G-7 Finance ministers to intervene, prop up Japanese yen
The Group of Seven (G-7) Finance ministers had agreed to intervene in the markets to stabilise the Japanese yen that would help hasten the economic recovery efforts of the country as it struggles to rebuild after the devastating earthquake.
In a concerted effort to ease the impact of the devastating earthquake in Japan to the rest of the global economies, members of the G-7 developed nations will jointly sell the yen as their markets open today.
Japan's Finance Minister Yoshiko Noda told reporters in Tokyo today that this has been agreed upon in this morning's video conference meeting initiated by France Finance Minister Christine Lagarde.
The Japanese government started with the intervention and the currency was down 3.1 percent against the dollar in Tokyo trading as of 9:34 a.m.
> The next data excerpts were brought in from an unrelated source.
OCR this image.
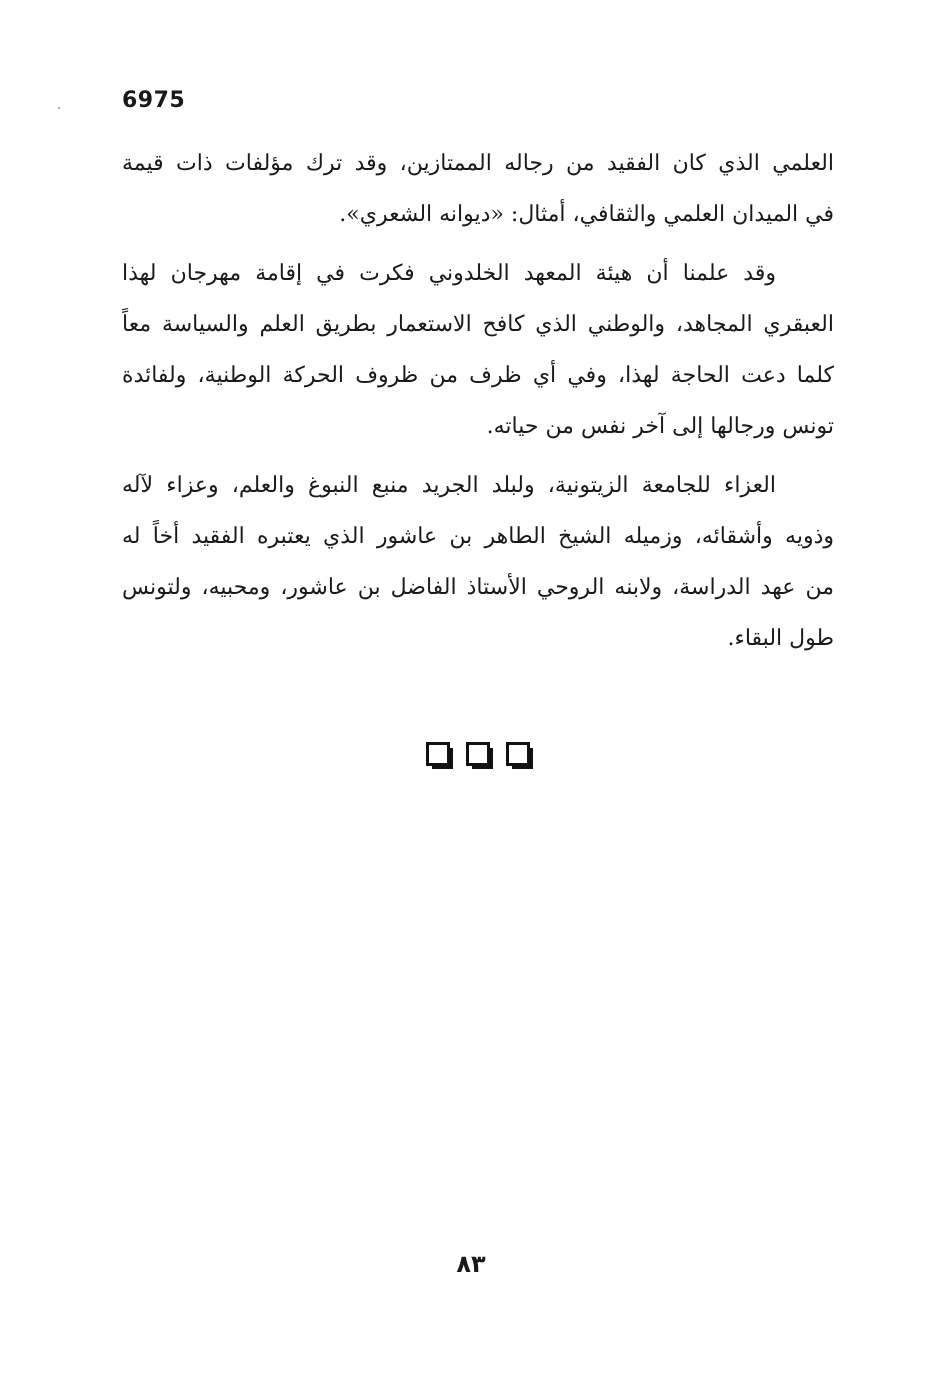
6975
العلمي الذي كان الفقيد من رجاله الممتازين، وقد ترك مؤلفات ذات قيمة
في الميدان العلمي والثقافي، أمثال: «ديوانه الشعري».
وقد علمنا أن هيئة المعهد الخلدوني فكرت في إقامة مهرجان لهذا
العبقري المجاهد، والوطني الذي كافح الاستعمار بطريق العلم والسياسة معاً
كلما دعت الحاجة لهذا، وفي أي ظرف من ظروف الحركة الوطنية، ولفائدة
تونس ورجالها إلى آخر نفس من حياته.
العزاء للجامعة الزيتونية، ولبلد الجريد منبع النبوغ والعلم، وعزاء لآله
وذويه وأشقائه، وزميله الشيخ الطاهر بن عاشور الذي يعتبره الفقيد أخاً له
من عهد الدراسة، ولابنه الروحي الأستاذ الفاضل بن عاشور، ومحبيه، ولتونس
طول البقاء.
٨٣
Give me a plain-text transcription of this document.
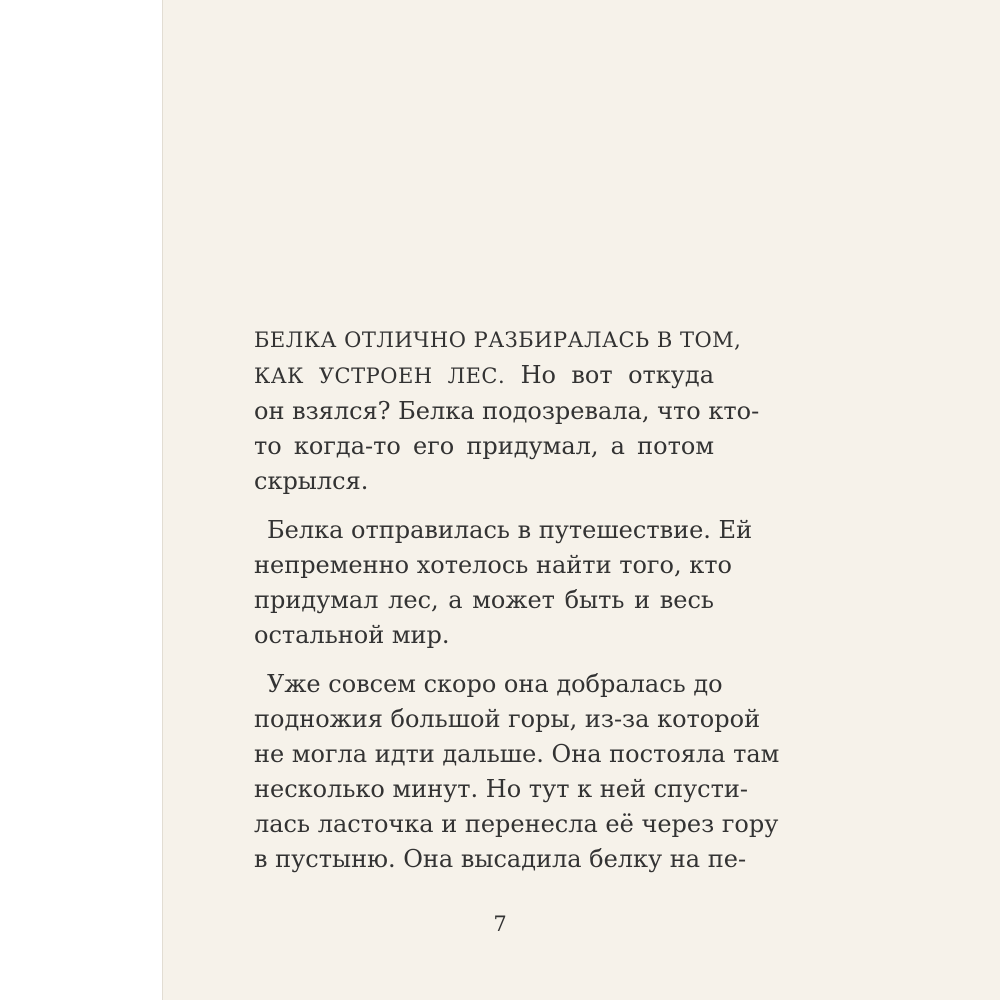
БЕЛКА ОТЛИЧНО РАЗБИРАЛАСЬ В ТОМ,
КАК УСТРОЕН ЛЕС. Но вот откуда
он взялся? Белка подозревала, что кто-
то когда-то его придумал, а потом
скрылся.
Белка отправилась в путешествие. Ей
непременно хотелось найти того, кто
придумал лес, а может быть и весь
остальной мир.
Уже совсем скоро она добралась до
подножия большой горы, из-за которой
не могла идти дальше. Она постояла там
несколько минут. Но тут к ней спусти-
лась ласточка и перенесла её через гору
в пустыню. Она высадила белку на пе-
7
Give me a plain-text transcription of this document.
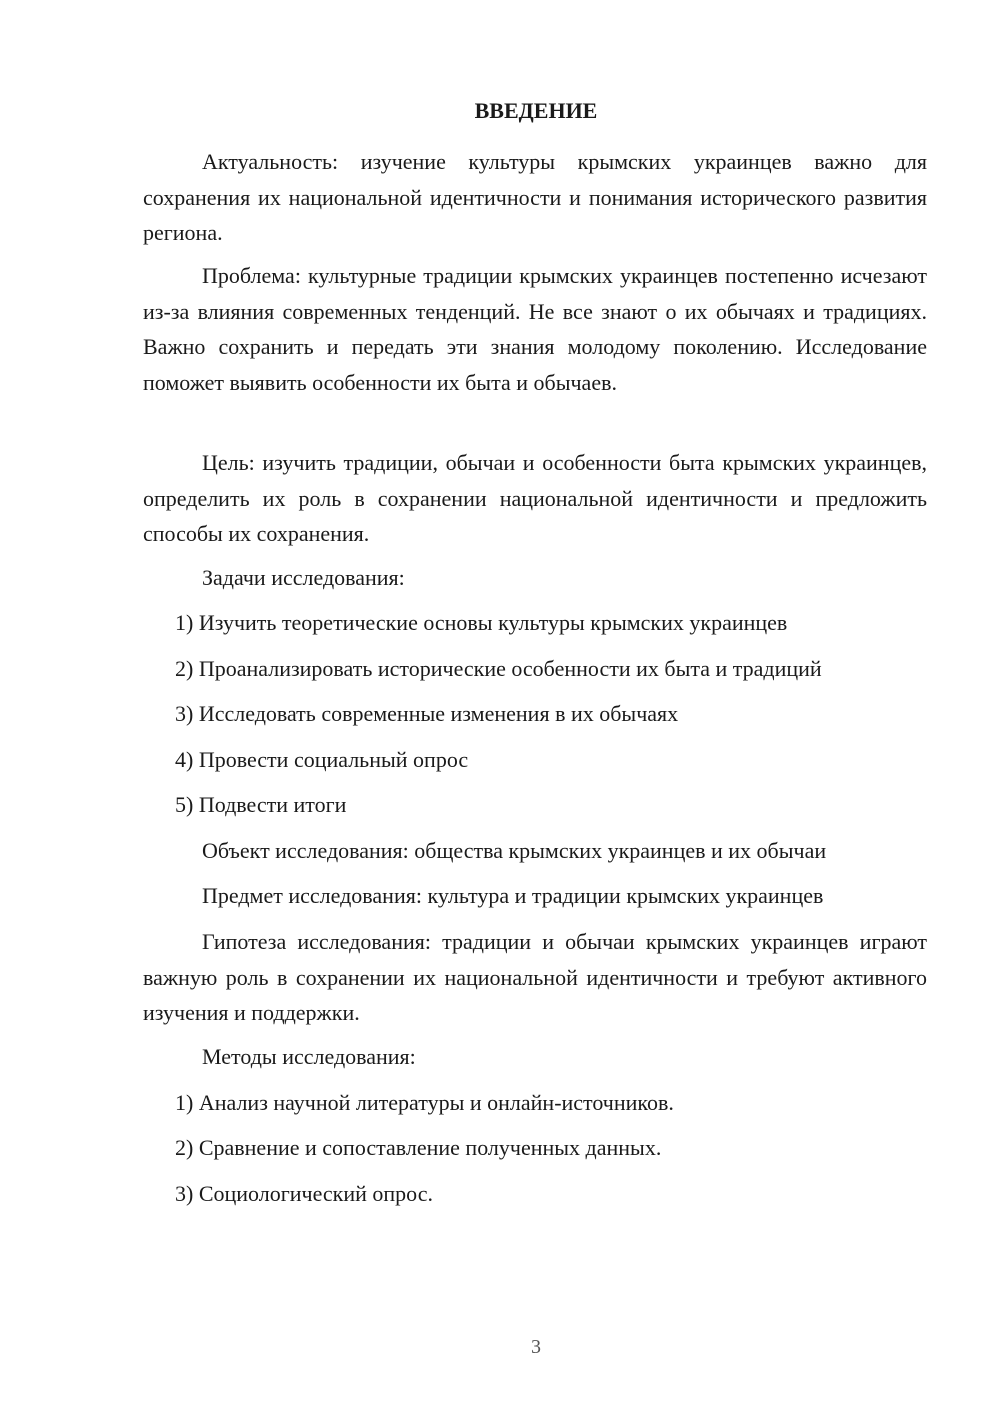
ВВЕДЕНИЕ

Актуальность: изучение культуры крымских украинцев важно для сохранения их национальной идентичности и понимания исторического развития региона.

Проблема: культурные традиции крымских украинцев постепенно исчезают из-за влияния современных тенденций. Не все знают о их обычаях и традициях. Важно сохранить и передать эти знания молодому поколению. Исследование поможет выявить особенности их быта и обычаев.

Цель: изучить традиции, обычаи и особенности быта крымских украинцев, определить их роль в сохранении национальной идентичности и предложить способы их сохранения.

Задачи исследования:

1) Изучить теоретические основы культуры крымских украинцев

2) Проанализировать исторические особенности их быта и традиций

3) Исследовать современные изменения в их обычаях

4) Провести социальный опрос

5) Подвести итоги

Объект исследования: общества крымских украинцев и их обычаи

Предмет исследования: культура и традиции крымских украинцев

Гипотеза исследования: традиции и обычаи крымских украинцев играют важную роль в сохранении их национальной идентичности и требуют активного изучения и поддержки.

Методы исследования:

1) Анализ научной литературы и онлайн-источников.

2) Сравнение и сопоставление полученных данных.

3) Социологический опрос.

3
The G-7 said in a joint statement after a conference call of its finance ministers and central bank chiefs that it will "provide any needed cooperation" with Japan.
Japan's central bank also said in a statement that it will pursue "powerful monetary easing" as policy makers deemed it necessary to exert more effort to prevent the world's third largest economy from falling into a recession.
A stronger Japanese yen would be more harmful to the rehabilitation efforts and economic recovery of Japan as it relies heavily in its exports sector.